A profile that focuses only on the technical aspects can lead to misunderstandings between the cyber department and the company. "Our model does not run this risk; it eliminates the traditional security role that tended to reject everything that seemed dangerous. Today, it's different. The CISO must be a security advisor who understands the business strategy, speaks its language and helps it succeed by providing the appropriate measures and/or controls."

In this strategic commitment, which runs from the very top to the entire workforce, direct experience also plays a role: the incident the company suffered on 27 November 2019. Systems recovered quickly, but it marked a definite turning point, a commitment to maximise cyber protection and integrate it into the company's deep technological and cultural transformation.

Thus, the information security division was re-designed with a more ambitious vision and adapted to the personality of each company. "Prosegur is a global benchmark in the industry, so cybersecurity has always been a key factor, but now it is even more so, as we benefit from the digital transformation the company is undergoing.
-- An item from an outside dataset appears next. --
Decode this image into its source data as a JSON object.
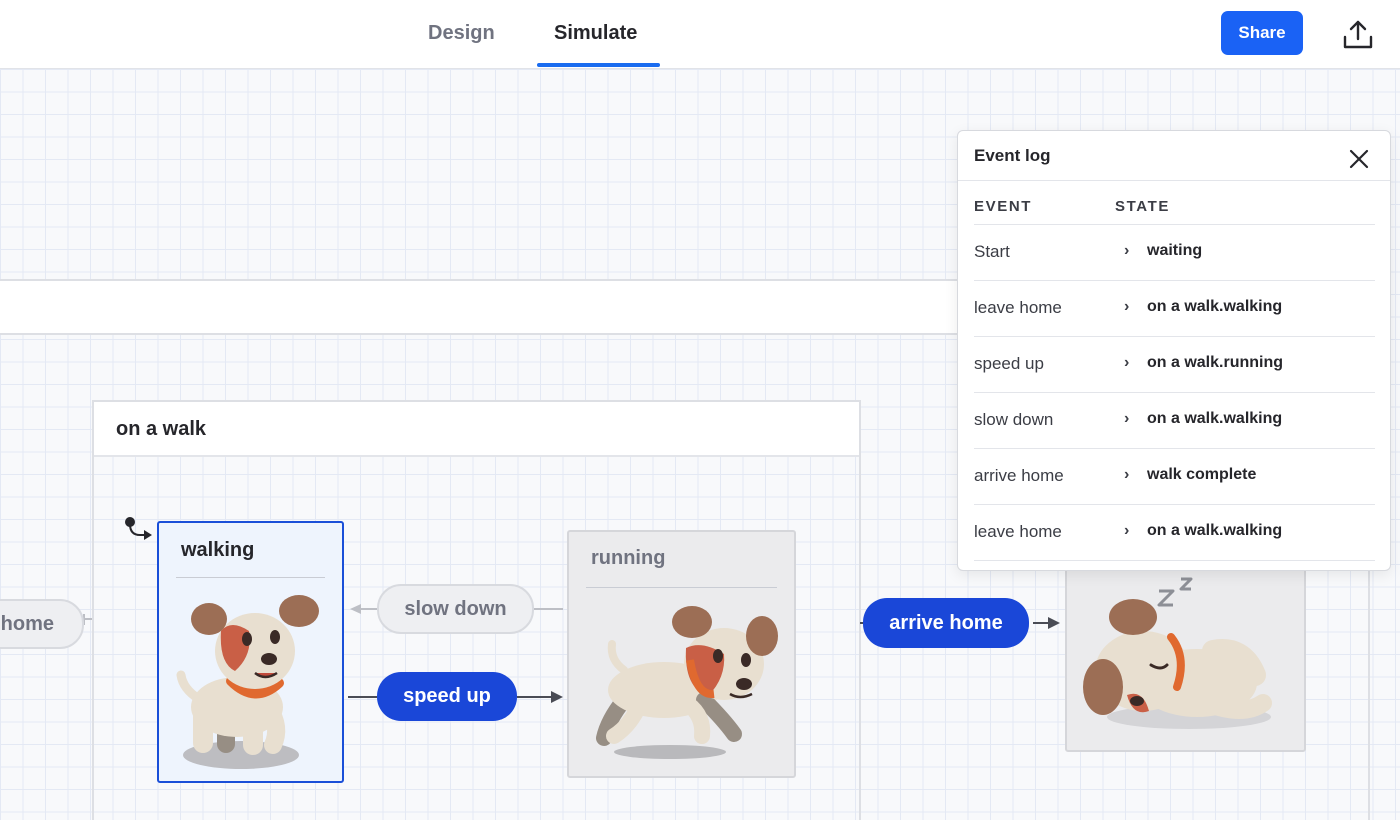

We do not see this transformation as a risk, but as an opportunity to further strengthen our processes," says Enrique Miranda, Global Chief Information Security Officer (CISO).

"Our goal is for Prosegur to open its doors every day and offer security services to its clients," Miranda adds. In other words, Prosegur's internal cybersecurity helps secure society as a whole by protecting thousands of institutions, organisations, administrations and companies: its customers.

Cybercrime has now become an industry and it deserves no less. Against the backdrop of accelerated digitalisation, millions of attacks are registered every year, sometimes uncontrolled, as was the case in the first months of the pandemic. In Spain alone, the National Centre for Cryptology handled almost 43,000 incidents in 2019, 12.5% more than the previous year. In 2020, which is a new record, the number of very high-risk incidents has doubled. The global trend is similar, as studies like the one from IBM show.

 

Security culture, the last line of defence

 

Technology at the service of every business

The Prosegur information security team's plan includes cybersecurity training and awareness as part of the aforementioned arsenal.

Most attacks exploit human carelessness, gullibility in the face of a social engineering ploy. But Prosegur's cybersecurity department sees humans not as the weakest link, but as the last line of defence. To be the latter, and not the former, awareness must be truly raised throughout the organisation. And that is the other big task of information security, besides technological armouring.

It does this by all possible means: reports to the Management Committee, courses at the Prosegur Corporate University, simulations of fraudulent emails (phishing), tips and monthly refresher courses... All with the aim of preparing employees for the techniques used by criminals to maliciously gain access to the company's systems.

For example, someone who fell for the simulated phishing campaign has the following excuse: "The thing is, my inbox is overflowing, I get a lot of emails and that's why I opened it.” "OK, if you are doing several things at the same time at home and there is a knock on the door, do you open it without looking and let someone else in?” "No, of course not". "That is the level of awareness that should protect the other family and our other home: the company," Enrique Miranda points out.

Let's ask the original question again. After reading this article, would you open an email promising a 75% discount on your next iPhone?